Três meses após o término do prazo da Comissão para o pagamento de indenizações a professores de línguas universitárias estrangeiras (Lettori) por décadas de tratamento discriminatório, a Itália publicou na segunda-feira passada um longo decreto-lei interministerial para estabelecer arranjos administrativos para fazer eventuais pagamentos. O prazo foi dado pela Comissão à Itália em um opinião fundamentada de 26 de janeiro no âmbito do processo de infração N.2021/4055, que visa obrigar a Itália a executar uma decisão de 2006 do Tribunal de Justiça da União Europeia (TJUE) no processo C-119/04, o último de quatro Lettori vitórias em uma linha de litígio que remonta ao seminal Allué decisão de 1989.

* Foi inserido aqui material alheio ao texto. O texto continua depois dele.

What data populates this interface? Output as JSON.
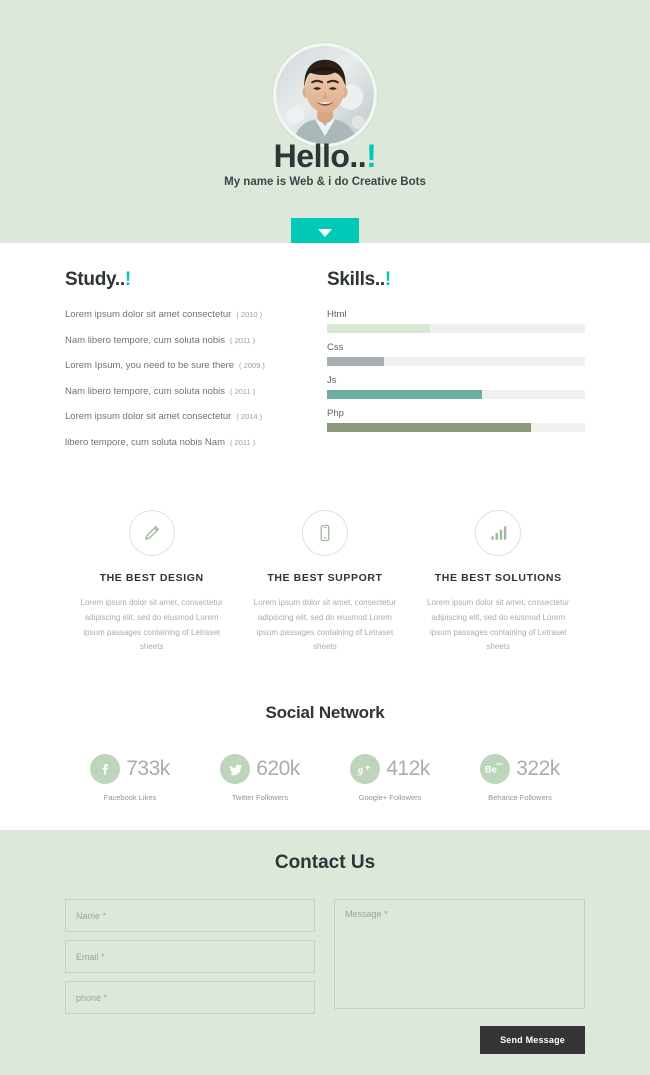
{
  "hero": {
    "avatar_icon": "user-avatar-photo",
    "greeting": "Hello..!",
    "greeting_base": "Hello..",
    "greeting_bang": "!",
    "tagline": "My name is Web & i do Creative Bots",
    "scroll_button_icon": "chevron-down-icon",
    "bg_color": "#dce8da",
    "accent_color": "#00c9b7"
  },
  "study": {
    "title_base": "Study..",
    "title_bang": "!",
    "items": [
      {
        "text": "Lorem ipsum dolor sit amet consectetur",
        "year": "( 2010 )"
      },
      {
        "text": "Nam libero tempore, cum soluta nobis",
        "year": "( 2011 )"
      },
      {
        "text": "Lorem Ipsum, you need to be sure there",
        "year": "( 2009 )"
      },
      {
        "text": "Nam libero tempore, cum soluta nobis",
        "year": "( 2011 )"
      },
      {
        "text": "Lorem ipsum dolor sit amet consectetur",
        "year": "( 2014 )"
      },
      {
        "text": "libero tempore, cum soluta nobis Nam",
        "year": "( 2011 )"
      }
    ]
  },
  "skills": {
    "title_base": "Skills..",
    "title_bang": "!",
    "items": [
      {
        "name": "Html",
        "percent": 40,
        "color": "#d8e6d4"
      },
      {
        "name": "Css",
        "percent": 22,
        "color": "#a8afb2"
      },
      {
        "name": "Js",
        "percent": 60,
        "color": "#6cafa4"
      },
      {
        "name": "Php",
        "percent": 79,
        "color": "#89997a"
      }
    ],
    "track_color": "#f0f1ef"
  },
  "services": [
    {
      "icon": "pencil-icon",
      "title": "THE BEST DESIGN",
      "text": "Lorem ipsum dolor sit amet, consectetur adipiscing elit, sed do eiusmod Lorem ipsum passages containing of Letraset sheets"
    },
    {
      "icon": "mobile-phone-icon",
      "title": "THE BEST SUPPORT",
      "text": "Lorem ipsum dolor sit amet, consectetur adipiscing elit, sed do eiusmod Lorem ipsum passages containing of Letraset sheets"
    },
    {
      "icon": "bar-chart-icon",
      "title": "THE BEST SOLUTIONS",
      "text": "Lorem ipsum dolor sit amet, consectetur adipiscing elit, sed do eiusmod Lorem ipsum passages containing of Letraset sheets"
    }
  ],
  "social": {
    "title": "Social Network",
    "circle_color": "#bdd5bb",
    "items": [
      {
        "icon": "facebook-icon",
        "glyph": "f",
        "count": "733k",
        "label": "Facebook Likes"
      },
      {
        "icon": "twitter-icon",
        "glyph": "",
        "count": "620k",
        "label": "Twitter Followers"
      },
      {
        "icon": "google-plus-icon",
        "glyph": "g+",
        "count": "412k",
        "label": "Google+ Followers"
      },
      {
        "icon": "behance-icon",
        "glyph": "Bē",
        "count": "322k",
        "label": "Behance Followers"
      }
    ]
  },
  "contact": {
    "title": "Contact Us",
    "name_placeholder": "Name *",
    "email_placeholder": "Email *",
    "phone_placeholder": "phone *",
    "message_placeholder": "Message *",
    "send_label": "Send Message",
    "bg_color": "#dce8da",
    "button_color": "#343434"
  }
}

Um decreto 3000 palavras mais longo que a decisão
Com 6,440 palavras, o decreto interministerial tem quase 3,000 palavras a mais do que a frase em Processo C-119 / 04 , ao qual pretende dar efeito. A maior parte do decreto é dedicada a acordos e procedimentos administrativos para o co-financiamento de assentamentos para Lettori pelo estado e pelas universidades. Estes incluem disposições sobre a elegibilidade para co-financiamento, como e quando as universidades devem solicitar fundos ao ministério, eventuais correções de erros na solicitação, penalidades por não cooperação,
Além disso, existe a exigência de que cada universidade abra um Censo online onde Lettori registra seus anos de serviço, informações que, como empregador, seria de esperar que as universidades já possuíssem. A extensa burocracia implementada sugere que a mentalidade do legislador é que a justiça negada a Lettori se deve principalmente a uma falha na administração.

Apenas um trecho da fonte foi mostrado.